Cipriani: La Società dalmata sta organizzando un convegno che si terrà a Roma all’inizio del giugno 2011, dal titolo: L’unità nazionale e lo sguardo degli altri (convegno internazionale e mostra documentaria in occasione dei 150 anni dell’Unità d’Italia). Si cercherà di capire qual era la situazione nei territori italofoni rimasti fuori dai confini del Regno.

Qual è il suo parere sulle iniziative prese per festeggiare la ricorrenza dell’unificazione nazionale? Quali le manifestazioni di maggior rilievo tra quelle intraprese dagli istituti deputati allo studio della storia d’Italia?

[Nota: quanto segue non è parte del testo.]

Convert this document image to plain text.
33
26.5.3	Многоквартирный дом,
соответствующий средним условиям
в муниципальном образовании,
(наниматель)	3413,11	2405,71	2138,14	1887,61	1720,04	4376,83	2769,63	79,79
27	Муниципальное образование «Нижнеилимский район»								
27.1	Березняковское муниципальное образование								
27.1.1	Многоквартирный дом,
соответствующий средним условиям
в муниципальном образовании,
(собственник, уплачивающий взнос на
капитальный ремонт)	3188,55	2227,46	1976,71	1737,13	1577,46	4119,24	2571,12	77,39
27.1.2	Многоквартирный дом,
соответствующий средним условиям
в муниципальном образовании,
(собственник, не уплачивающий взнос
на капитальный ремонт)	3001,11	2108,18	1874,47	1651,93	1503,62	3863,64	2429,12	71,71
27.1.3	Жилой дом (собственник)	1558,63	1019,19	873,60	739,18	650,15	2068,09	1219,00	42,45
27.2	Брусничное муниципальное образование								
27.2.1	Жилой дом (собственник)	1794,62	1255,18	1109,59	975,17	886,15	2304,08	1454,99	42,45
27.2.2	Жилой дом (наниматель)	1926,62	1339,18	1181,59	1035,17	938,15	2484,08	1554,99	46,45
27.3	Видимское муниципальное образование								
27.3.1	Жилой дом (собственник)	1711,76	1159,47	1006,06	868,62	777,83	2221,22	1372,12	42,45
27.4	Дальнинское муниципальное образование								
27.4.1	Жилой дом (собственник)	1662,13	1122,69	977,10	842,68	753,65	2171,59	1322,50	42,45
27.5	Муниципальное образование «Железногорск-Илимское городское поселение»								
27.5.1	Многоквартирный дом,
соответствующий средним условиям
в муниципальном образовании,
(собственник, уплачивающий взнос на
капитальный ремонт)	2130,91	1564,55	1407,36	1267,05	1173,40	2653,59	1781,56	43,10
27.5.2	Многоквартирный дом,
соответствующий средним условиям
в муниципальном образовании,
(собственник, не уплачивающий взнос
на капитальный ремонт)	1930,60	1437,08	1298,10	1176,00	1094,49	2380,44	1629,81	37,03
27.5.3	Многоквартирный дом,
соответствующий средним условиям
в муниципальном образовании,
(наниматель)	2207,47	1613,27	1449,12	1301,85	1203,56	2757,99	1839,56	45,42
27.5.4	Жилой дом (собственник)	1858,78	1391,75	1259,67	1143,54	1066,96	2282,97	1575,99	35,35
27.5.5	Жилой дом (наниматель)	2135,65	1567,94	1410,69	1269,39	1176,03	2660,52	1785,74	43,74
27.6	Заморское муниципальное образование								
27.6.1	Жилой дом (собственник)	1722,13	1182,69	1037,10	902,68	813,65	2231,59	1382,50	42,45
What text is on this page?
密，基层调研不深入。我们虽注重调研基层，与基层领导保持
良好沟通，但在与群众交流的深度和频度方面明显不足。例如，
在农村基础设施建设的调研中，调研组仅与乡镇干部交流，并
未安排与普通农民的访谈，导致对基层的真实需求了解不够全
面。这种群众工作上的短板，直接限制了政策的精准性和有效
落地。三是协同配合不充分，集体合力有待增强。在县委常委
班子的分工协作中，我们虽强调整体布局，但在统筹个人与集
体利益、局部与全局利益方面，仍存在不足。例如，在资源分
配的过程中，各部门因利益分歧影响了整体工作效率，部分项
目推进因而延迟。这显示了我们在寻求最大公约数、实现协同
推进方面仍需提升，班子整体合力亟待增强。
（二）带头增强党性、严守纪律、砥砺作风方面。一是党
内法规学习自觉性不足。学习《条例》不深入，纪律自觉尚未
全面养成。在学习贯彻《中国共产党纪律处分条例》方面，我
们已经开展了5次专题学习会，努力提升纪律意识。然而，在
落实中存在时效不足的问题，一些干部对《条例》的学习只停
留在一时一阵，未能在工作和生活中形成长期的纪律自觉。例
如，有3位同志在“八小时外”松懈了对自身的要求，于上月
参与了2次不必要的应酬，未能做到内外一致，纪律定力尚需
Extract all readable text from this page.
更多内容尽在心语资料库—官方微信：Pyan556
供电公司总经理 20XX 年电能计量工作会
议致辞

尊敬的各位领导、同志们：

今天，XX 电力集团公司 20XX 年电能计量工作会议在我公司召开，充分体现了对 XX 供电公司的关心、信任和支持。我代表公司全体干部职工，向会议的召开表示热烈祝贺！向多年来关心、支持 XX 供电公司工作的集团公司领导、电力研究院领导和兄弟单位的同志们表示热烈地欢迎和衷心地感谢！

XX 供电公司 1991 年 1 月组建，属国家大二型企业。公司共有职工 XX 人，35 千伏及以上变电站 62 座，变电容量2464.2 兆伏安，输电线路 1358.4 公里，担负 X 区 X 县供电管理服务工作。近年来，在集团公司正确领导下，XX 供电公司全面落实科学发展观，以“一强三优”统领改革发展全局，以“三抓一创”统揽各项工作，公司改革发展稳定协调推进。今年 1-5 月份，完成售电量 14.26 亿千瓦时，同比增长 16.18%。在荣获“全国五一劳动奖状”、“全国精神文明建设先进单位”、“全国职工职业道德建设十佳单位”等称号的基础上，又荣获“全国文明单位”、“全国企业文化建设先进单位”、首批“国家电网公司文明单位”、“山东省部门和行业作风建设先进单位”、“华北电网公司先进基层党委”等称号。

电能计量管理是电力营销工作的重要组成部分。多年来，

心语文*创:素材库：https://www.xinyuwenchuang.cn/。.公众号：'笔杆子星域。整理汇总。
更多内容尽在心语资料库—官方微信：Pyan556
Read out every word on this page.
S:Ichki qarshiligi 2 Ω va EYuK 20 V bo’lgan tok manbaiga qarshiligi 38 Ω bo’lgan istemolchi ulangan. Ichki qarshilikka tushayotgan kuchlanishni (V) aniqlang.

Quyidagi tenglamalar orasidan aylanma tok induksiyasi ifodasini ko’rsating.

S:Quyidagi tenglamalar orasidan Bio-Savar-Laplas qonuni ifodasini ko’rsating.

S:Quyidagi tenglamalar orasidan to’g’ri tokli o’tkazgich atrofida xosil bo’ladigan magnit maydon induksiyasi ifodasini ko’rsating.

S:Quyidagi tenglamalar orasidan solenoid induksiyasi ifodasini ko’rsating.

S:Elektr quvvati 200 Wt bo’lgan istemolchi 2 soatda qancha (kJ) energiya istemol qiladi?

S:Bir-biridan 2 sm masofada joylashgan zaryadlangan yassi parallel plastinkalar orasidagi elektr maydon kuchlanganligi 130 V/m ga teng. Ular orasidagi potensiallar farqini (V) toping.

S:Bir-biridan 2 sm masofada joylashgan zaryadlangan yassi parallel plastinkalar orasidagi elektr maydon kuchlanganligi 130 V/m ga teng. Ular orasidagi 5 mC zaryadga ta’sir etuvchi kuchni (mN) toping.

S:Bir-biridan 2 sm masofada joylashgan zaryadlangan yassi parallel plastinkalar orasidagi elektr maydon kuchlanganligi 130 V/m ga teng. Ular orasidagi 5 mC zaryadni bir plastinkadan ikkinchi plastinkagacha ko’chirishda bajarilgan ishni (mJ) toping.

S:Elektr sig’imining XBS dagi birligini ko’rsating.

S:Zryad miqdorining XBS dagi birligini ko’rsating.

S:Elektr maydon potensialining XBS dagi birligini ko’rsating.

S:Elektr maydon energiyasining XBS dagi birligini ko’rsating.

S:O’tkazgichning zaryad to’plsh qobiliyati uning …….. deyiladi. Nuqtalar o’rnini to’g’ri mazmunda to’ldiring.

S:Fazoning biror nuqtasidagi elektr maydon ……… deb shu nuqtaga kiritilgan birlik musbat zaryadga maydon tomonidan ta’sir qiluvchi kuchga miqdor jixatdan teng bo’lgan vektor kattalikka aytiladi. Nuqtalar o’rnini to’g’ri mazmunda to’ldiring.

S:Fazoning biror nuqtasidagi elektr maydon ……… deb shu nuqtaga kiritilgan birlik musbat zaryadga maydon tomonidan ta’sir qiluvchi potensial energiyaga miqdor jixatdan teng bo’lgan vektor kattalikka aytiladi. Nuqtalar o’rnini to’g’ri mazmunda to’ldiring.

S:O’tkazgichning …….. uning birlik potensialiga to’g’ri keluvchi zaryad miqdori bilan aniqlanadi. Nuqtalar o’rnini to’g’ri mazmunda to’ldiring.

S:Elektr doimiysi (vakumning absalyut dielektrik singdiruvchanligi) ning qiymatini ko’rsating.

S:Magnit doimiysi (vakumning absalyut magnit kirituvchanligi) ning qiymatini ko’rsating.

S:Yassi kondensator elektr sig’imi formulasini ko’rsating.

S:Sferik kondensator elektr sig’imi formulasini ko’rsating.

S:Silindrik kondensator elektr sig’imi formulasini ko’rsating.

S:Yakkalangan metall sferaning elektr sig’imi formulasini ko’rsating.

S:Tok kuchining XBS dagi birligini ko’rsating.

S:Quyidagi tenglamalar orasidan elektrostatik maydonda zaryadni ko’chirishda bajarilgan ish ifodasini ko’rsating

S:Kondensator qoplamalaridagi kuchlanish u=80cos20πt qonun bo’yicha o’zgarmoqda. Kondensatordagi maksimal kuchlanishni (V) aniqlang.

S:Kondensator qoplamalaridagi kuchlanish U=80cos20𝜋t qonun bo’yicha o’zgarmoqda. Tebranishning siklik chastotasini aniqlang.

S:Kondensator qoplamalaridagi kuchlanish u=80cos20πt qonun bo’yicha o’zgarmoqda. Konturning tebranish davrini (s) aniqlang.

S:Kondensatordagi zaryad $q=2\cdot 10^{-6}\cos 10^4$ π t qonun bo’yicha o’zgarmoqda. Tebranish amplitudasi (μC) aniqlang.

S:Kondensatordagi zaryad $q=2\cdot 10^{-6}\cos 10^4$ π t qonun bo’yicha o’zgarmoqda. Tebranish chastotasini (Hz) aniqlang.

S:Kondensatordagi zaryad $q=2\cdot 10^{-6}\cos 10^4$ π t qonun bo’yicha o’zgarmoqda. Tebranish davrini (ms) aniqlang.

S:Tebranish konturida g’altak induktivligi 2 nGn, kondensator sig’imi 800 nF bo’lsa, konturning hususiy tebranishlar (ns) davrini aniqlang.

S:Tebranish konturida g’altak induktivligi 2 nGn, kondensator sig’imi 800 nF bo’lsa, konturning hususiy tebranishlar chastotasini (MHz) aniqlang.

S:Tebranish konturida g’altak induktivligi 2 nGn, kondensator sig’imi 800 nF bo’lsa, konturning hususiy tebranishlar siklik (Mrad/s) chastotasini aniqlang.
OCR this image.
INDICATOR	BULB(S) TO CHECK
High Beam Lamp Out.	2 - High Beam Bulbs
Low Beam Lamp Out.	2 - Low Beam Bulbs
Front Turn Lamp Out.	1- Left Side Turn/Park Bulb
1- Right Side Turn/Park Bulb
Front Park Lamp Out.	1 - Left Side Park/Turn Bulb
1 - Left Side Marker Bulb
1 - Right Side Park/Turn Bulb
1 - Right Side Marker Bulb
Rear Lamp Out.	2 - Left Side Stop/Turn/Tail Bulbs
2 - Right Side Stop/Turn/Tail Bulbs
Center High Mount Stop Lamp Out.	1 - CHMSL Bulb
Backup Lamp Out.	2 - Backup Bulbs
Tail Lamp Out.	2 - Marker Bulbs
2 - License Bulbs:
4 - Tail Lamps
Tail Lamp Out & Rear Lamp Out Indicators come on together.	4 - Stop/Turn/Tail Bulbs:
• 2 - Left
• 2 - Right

De Lorenzo: L’attuale clima politico non facilita le celebrazioni. Lo stesso Comitato Nazionale è sorto con difficoltà e contestazioni interne. Non mancano le iniziative e in qualche modo, tranne che in alcune zone del paese, ci si ritiene in dovere di organizzare un programma di attività.

Gli interventi non sono sempre celebrativi, anzi nel Mezzogiorno in genere spesso danno luogo a tendenze revisioniste e neoborboniche. Basta prendere in considerazioni i siti internet che in questo periodo si moltiplicano per denigrare la storiografia accademica impegnata comunque nella difesa del Risorgimento.

Non sono al corrente di iniziative di particolare rilievo intraprese dalle Società e Deputazioni che lamentano tutte una grave carenza di risorse finanziarie.

Cipriani: Poche, scollegate, di scarso impatto sul pubblico, condizionate da movimenti politico-culturali più o meno apertamente anti-unitari.

Per concludere, come pensa evolveranno l’attività e il ruolo delle deputazioni e società di storia patria? Quali saranno i loro spazi nella cultura italiana del XXI secolo?

De Lorenzo: L’attività e il ruolo delle Deputazioni e società di storia patria sembrano non rispondere al cima culturale e politico, coinvolte nella generale ostilità verso il Risorgimento. La possibilità di sopravvivenza è nel recuperare la propria identità originaria, valorizzando il compito di centro di “erudizione” come aspetto estremamente qualificato del sapere storico in generale e cercando di cooptare un pubblico ampio. Grande importanza per la Società napoletana, che gestisce una biblioteca aperta al pubblico, è fornire servizi di qualità e aggiornati ai soci ma anche agli studiosi in genere. Un’occasione di rilievo può essere mostrarsi all’avanguardia nelle tecnologie informatiche e/o trasformarsi in centri di ricerca, sfruttando i finanziamenti europei.

Cipriani: Difficile dire, ma il ruolo delle Deputazioni/Società potrebbe da un lato potenziarsi, con l’aumentare delle spinte localistiche-federalistiche, dall’altro degenerare proprio se tali spinte saranno incontrollate. Le spinte localistiche potrebbero far nascere sia organismi locali ancor più frammentati che pensano di poter fare meglio e più delle Deputazioni/Società, sia istituzioni emanazioni dirette di istituzioni politiche locali. Inoltre sarà importante la capacità di legare la cultura storica locale a manifestazioni multimediali che richiamano grandi quantità di pubblico. Con il ridursi dei finanziamenti pubblici infatti le Deputazioni/Società avranno necessità di trovare altrove i finanziamenti: gli sponsor spesso li legano proprio ad una maggiore visibilità pubblica.